“It was merely a changeover from dishonesty to at least looking at the fact that people do bleed and are hurt,” Sam Peckinpah told Barry Norman in 1976, when the British film critic quizzed him about a reputation for on-screen violence which had furnished Peckinpah with the epithet ’Bloody Sam’. “I made The Wild Bunch because I still believed in the Greek theory of catharsis – that by seeing this we will be purged… and get this out of our system. I was wrong.”
It’s not certain what overturned Peckinpah’s view that violence gilds realism with probity, but the catalyst may well have been the nausea he felt upon learning that his 1969 epic western The Wild Bunch was being shown to Nigerian soldiers to inspire them before battles. Either way, his reputation is reductive - many are surprised to learn that Peckinpah’s reputation as a man not disposed to letting a bucket of theatrical blood go to waste only really stems from a handful of pictures from his 14-movie oeuvre: notably The Wild Bunch, Straw Dogs, Pat Garrett and Billy the Kid and Bring Me the Head of Alfredo Garcia – the last of which, admittedly, sees a lone protagonist driving around Mexico with a severed head in a sack. It’s a shame, as his reputation for blood and guts is one that clouds the beauty of his artistry.
"It’s a shame, as his reputation for blood and guts is one that clouds the beauty of his artistry."
Peckinpah’s filmic texts are magisterial in their crafting and guile. The hyper-frenetic action scenes which became one of his many trademarks sometimes involved running several cameras at various frame-rates, then stitching the results together in cuts often less than a quarter of a second in length. (John Woo – one among a list of Hollywood notables who acknowledge Peckinpah’s influence that also includes Kathryn Bigelow, Martin Scorsese and Quentin Tarantino.)

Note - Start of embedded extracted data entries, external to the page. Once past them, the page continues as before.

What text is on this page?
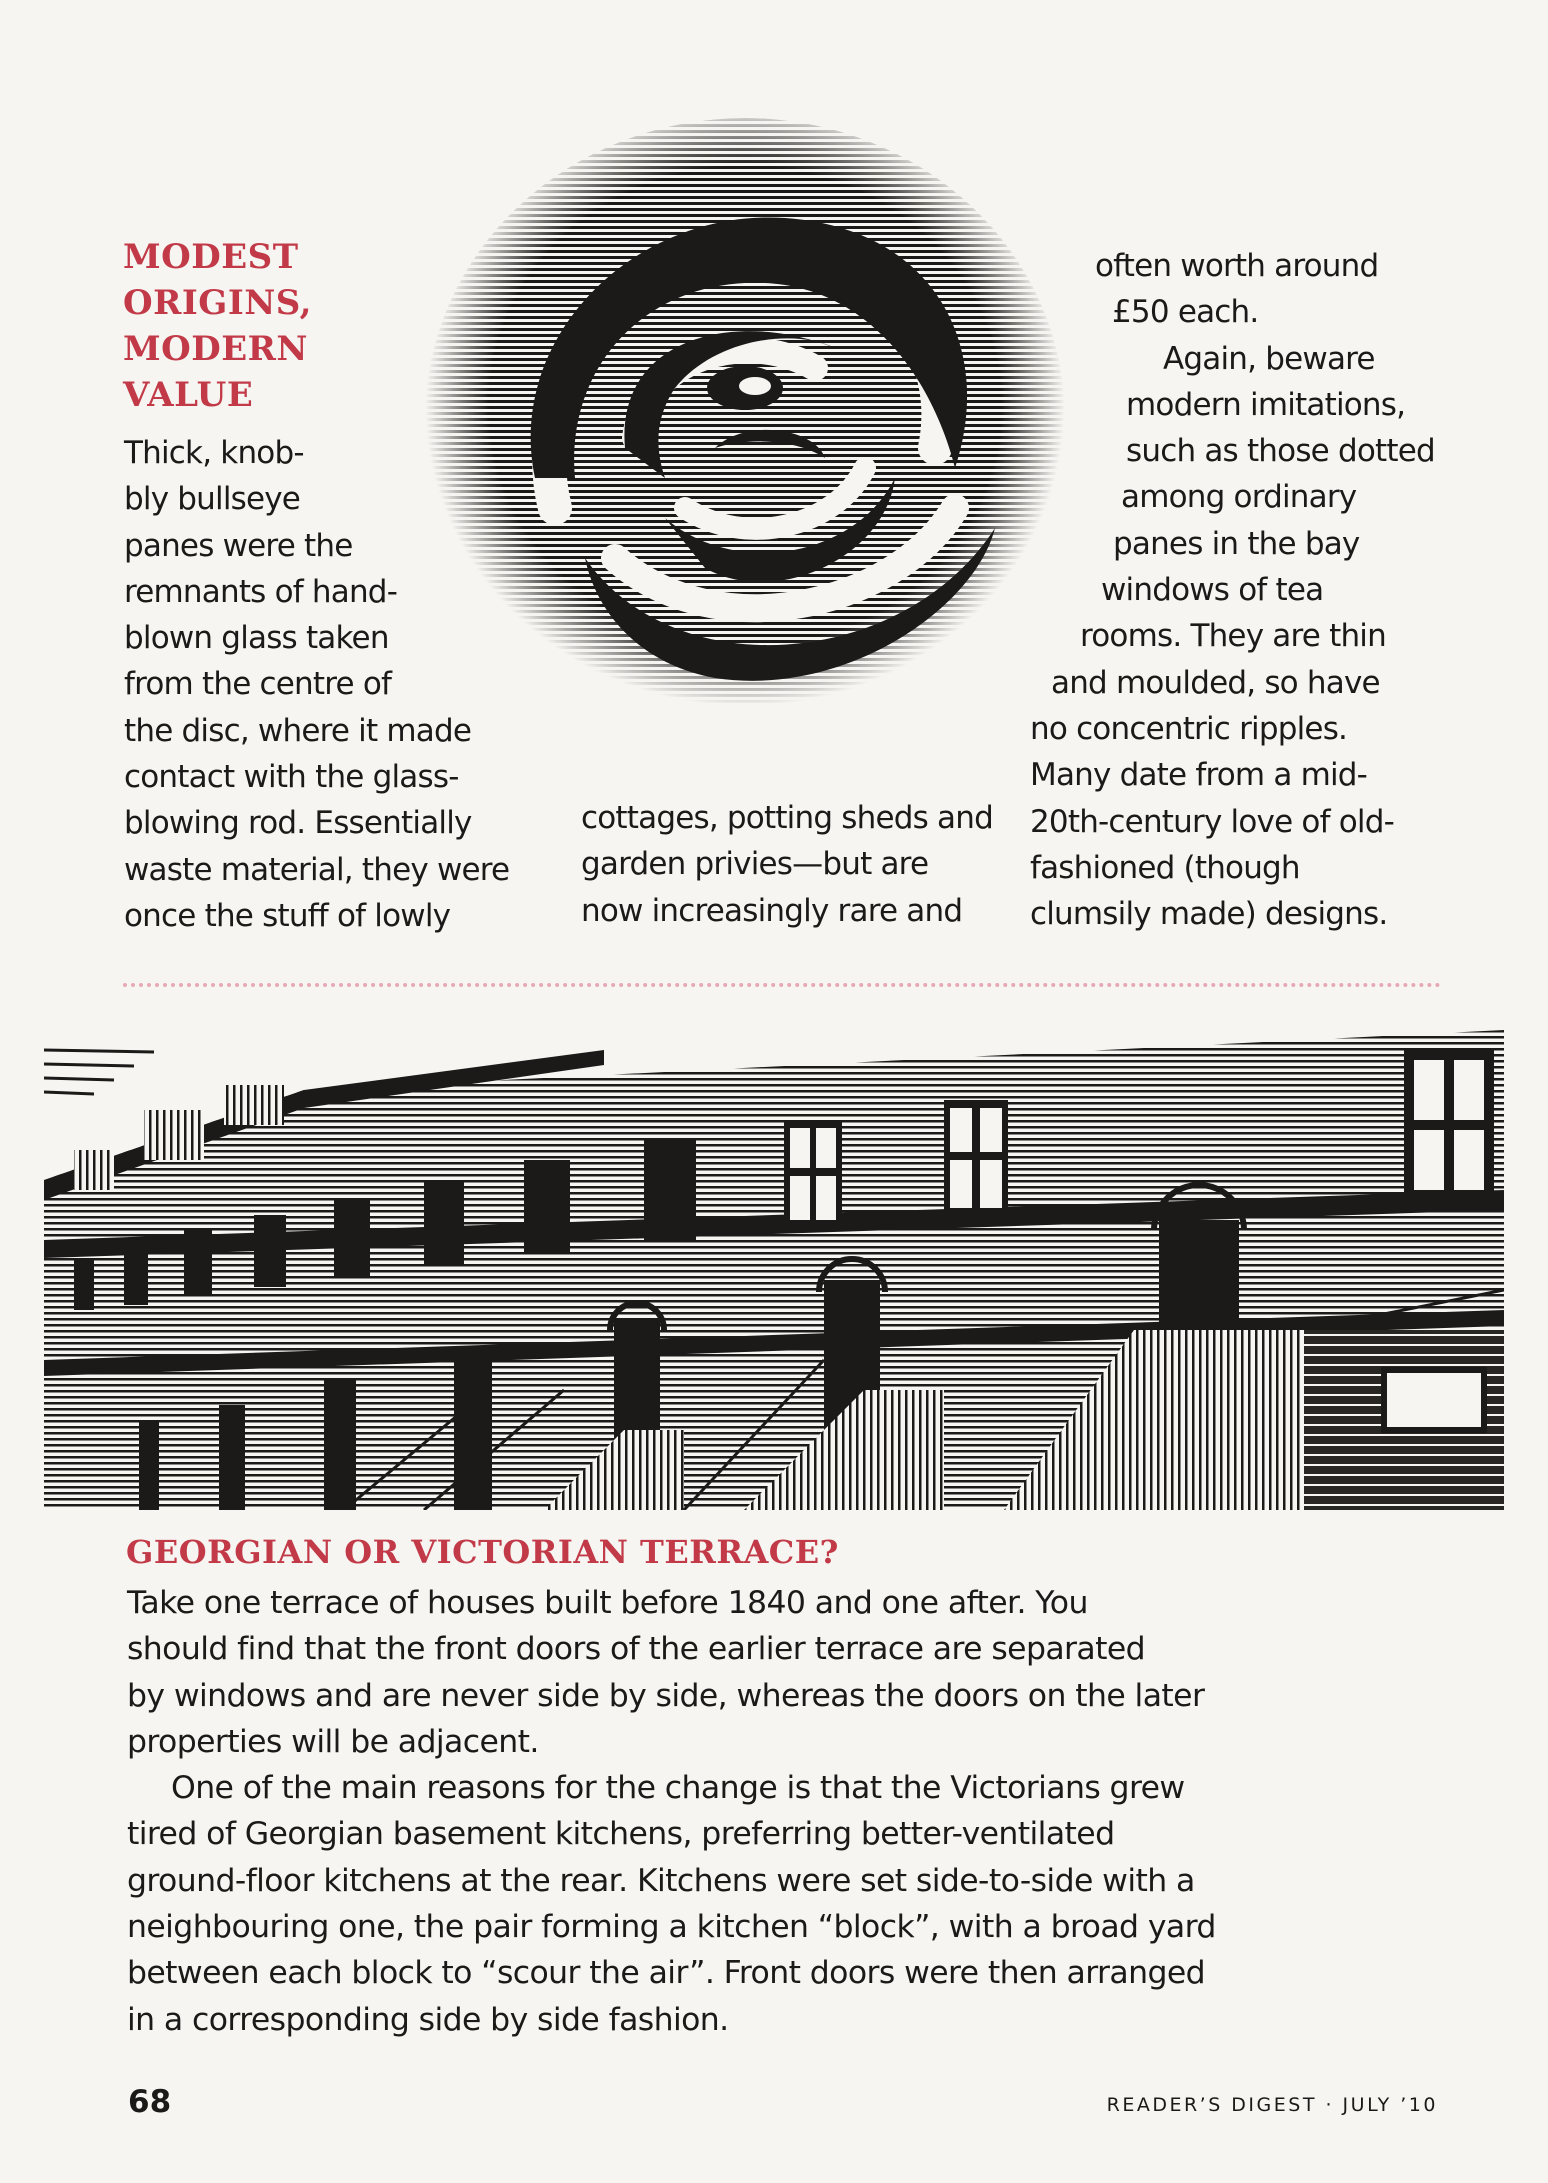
MODEST
ORIGINS,
MODERN
VALUE

Thick, knob-
bly bullseye
panes were the
remnants of hand-
blown glass taken
from the centre of
the disc, where it made
contact with the glass-
blowing rod. Essentially
waste material, they were
once the stuff of lowly

cottages, potting sheds and
garden privies—but are
now increasingly rare and

often worth around
£50 each.
Again, beware
modern imitations,
such as those dotted
among ordinary
panes in the bay
windows of tea
rooms. They are thin
and moulded, so have
no concentric ripples.
Many date from a mid-
20th-century love of old-
fashioned (though
clumsily made) designs.

GEORGIAN OR VICTORIAN TERRACE?
Take one terrace of houses built before 1840 and one after. You
should find that the front doors of the earlier terrace are separated
by windows and are never side by side, whereas the doors on the later
properties will be adjacent.
One of the main reasons for the change is that the Victorians grew
tired of Georgian basement kitchens, preferring better-ventilated
ground-floor kitchens at the rear. Kitchens were set side-to-side with a
neighbouring one, the pair forming a kitchen “block”, with a broad yard
between each block to “scour the air”. Front doors were then arranged
in a corresponding side by side fashion.

68	READER’S DIGEST · JULY ’10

His dissections of the male psyche and brotherly bonds were gritty, adroit and apposite (although his depiction of women furrows the eyebrows more, the further we stride away from the gender politics of the 70s). Meanwhile, by dint of being gentler and more nuanced, many of his better works are the lesser-known of his canon: Junior Bonner, which came between Straw Dogs and The Getaway, is a warm and poetic eulogy to western life eliciting a measured performance from Steve McQueen, while Noon Wine – Peckinpah’s mesmerizing, 50-minute forgotten masterpiece – has a dark and delirious poignancy to it.